起動が複数プロセスに分かれる構成では、共有する接続設定の「既定値」まで一箇所へ寄せる — 環境変数を読ませるだけでは揃わない
設計判断
トラブルシューティング
デプロイ
判断
運用
コンテナの起動スクリプトが「マイグレーションツールを実行 → アプリを実行」のように別プロセスを順に起動する構成では、両者が同じ接続設定を別々の既定値で持つと、片方だけが失敗する。
失敗の型
アプリ側は本番で安全側の既定(TLS 要求)、ビルドツール側は開発都合の既定(TLS 無効)を持っていると、TLS を持たない内部ネットワークの DB に対してマイグレーションは成功し、アプリだけが起動に失敗する。ログを見ると「マイグレーション完了」の直後にアプリのクラッシュが出るため、DB 接続そのものは通っているように見え、原因の特定が遅れる。
判断基準
- 「両者が同じ環境変数を読むようにした」で終わらせない。

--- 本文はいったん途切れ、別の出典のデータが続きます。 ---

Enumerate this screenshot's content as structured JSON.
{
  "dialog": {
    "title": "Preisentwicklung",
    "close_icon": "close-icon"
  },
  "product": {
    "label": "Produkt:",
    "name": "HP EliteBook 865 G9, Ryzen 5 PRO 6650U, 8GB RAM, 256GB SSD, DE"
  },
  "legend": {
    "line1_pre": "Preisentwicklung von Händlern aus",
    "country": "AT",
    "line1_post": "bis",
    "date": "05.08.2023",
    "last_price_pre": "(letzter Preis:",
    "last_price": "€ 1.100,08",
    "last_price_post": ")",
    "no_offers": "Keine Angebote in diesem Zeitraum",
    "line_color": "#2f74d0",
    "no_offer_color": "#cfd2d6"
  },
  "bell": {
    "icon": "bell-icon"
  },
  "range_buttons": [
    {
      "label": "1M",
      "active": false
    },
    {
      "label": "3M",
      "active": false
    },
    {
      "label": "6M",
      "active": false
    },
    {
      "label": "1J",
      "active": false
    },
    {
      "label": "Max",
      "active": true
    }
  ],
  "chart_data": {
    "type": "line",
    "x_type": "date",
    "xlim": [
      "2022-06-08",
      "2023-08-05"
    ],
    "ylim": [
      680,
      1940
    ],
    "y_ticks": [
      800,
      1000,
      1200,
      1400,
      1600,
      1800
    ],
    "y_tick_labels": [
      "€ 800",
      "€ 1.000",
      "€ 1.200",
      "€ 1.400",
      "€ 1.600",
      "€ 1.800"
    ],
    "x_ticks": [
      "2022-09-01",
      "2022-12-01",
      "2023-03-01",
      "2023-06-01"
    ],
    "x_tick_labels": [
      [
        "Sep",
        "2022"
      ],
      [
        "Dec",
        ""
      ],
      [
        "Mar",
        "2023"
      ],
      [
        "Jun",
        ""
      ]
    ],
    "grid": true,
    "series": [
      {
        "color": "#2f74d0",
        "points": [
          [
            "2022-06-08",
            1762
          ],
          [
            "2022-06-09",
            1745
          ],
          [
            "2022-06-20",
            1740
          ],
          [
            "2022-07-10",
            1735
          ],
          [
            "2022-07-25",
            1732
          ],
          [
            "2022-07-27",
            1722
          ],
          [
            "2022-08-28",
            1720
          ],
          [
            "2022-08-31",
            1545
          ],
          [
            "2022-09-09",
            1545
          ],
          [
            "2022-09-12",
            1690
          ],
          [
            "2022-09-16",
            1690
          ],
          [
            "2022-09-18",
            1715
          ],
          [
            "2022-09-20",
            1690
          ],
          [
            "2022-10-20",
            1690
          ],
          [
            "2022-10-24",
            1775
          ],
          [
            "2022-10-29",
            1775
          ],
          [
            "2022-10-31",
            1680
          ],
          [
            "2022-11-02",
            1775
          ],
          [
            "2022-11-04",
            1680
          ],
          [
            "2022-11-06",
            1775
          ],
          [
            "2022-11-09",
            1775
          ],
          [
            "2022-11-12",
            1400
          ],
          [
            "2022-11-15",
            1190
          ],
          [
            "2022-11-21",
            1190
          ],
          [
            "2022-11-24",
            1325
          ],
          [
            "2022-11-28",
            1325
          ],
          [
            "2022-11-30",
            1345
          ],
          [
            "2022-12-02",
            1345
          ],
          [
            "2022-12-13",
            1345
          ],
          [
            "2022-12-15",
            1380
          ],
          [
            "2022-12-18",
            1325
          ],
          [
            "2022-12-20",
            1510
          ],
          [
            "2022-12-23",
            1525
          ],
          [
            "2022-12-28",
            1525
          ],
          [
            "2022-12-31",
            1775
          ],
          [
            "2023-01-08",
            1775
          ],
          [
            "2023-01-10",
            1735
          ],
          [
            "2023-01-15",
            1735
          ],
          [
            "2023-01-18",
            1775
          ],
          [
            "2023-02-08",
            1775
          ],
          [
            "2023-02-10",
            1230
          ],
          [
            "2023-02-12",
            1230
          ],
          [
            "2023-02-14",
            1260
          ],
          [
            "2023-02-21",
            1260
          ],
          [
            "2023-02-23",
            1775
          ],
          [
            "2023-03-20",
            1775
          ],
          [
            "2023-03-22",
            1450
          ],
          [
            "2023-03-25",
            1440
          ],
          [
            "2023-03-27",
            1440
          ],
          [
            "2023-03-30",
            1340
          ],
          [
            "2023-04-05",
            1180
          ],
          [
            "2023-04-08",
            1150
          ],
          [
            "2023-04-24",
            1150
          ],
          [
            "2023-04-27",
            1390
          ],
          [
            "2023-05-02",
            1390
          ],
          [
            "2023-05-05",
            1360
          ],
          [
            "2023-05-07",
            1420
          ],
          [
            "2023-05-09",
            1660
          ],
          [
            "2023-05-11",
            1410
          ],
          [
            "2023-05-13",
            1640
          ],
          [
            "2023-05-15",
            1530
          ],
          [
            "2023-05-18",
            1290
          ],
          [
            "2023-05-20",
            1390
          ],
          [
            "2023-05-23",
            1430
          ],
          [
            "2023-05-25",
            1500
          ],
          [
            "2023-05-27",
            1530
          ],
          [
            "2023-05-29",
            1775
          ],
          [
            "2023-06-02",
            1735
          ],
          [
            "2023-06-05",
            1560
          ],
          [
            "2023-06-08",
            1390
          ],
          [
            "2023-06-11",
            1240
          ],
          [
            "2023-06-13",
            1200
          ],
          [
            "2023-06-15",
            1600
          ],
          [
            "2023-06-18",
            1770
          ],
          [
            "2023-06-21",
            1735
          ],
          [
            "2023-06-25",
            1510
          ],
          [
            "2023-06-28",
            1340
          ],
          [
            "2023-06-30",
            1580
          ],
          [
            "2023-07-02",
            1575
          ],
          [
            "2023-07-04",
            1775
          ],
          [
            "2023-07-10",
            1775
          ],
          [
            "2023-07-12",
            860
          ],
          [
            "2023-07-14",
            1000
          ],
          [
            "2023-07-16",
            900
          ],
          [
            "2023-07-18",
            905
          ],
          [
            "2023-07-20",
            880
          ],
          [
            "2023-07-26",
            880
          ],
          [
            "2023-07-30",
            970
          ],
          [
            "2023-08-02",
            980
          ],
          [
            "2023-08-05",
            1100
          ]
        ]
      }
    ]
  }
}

未設定時にどちらへ倒れるかが揃っていなければ、同じ不整合が別の環境で再発する
- ビルドツール側の既定は開発の都合で決まっていることが多い。アプリ側の既定と同じ条件式(環境名による分岐など)を、ツール側の設定にも書く
- どちらか一方に寄せられないなら、既定を置かず両側で未設定を失敗にする。未設定が片側でだけ吸収される状態を残さない
- ビルドツールが変数を子プロセスへ一括エクスポートする設定になっていると、ツール経由で起動したアプリだけ設定が上書きされる経路が生まれる。これは「ツールを介さず直接起動する本番経路」では発現しないため、テストや手動確認でしか踏まない
検知方法
ツールに「実行せずコマンドだけ表示する」モードがあるなら、それを本番相当の環境名で走らせ、生成される接続文字列の該当項目がアプリ側の既定と一致することを検査するテストを置く。両者がずれた瞬間に落ちる。出力には資格情報が含まれるため、比較する項目だけを抽出し、失敗メッセージへ全体を出さない。
落とし穴
ビルドツールの「未定義なら代入」構文は、空文字で定義済みの環境変数には適用されないことがある。空文字を「未設定」として扱う言語側の実装と食い違うため、テストでは変数を空にするのではなく環境から取り除いて評価する。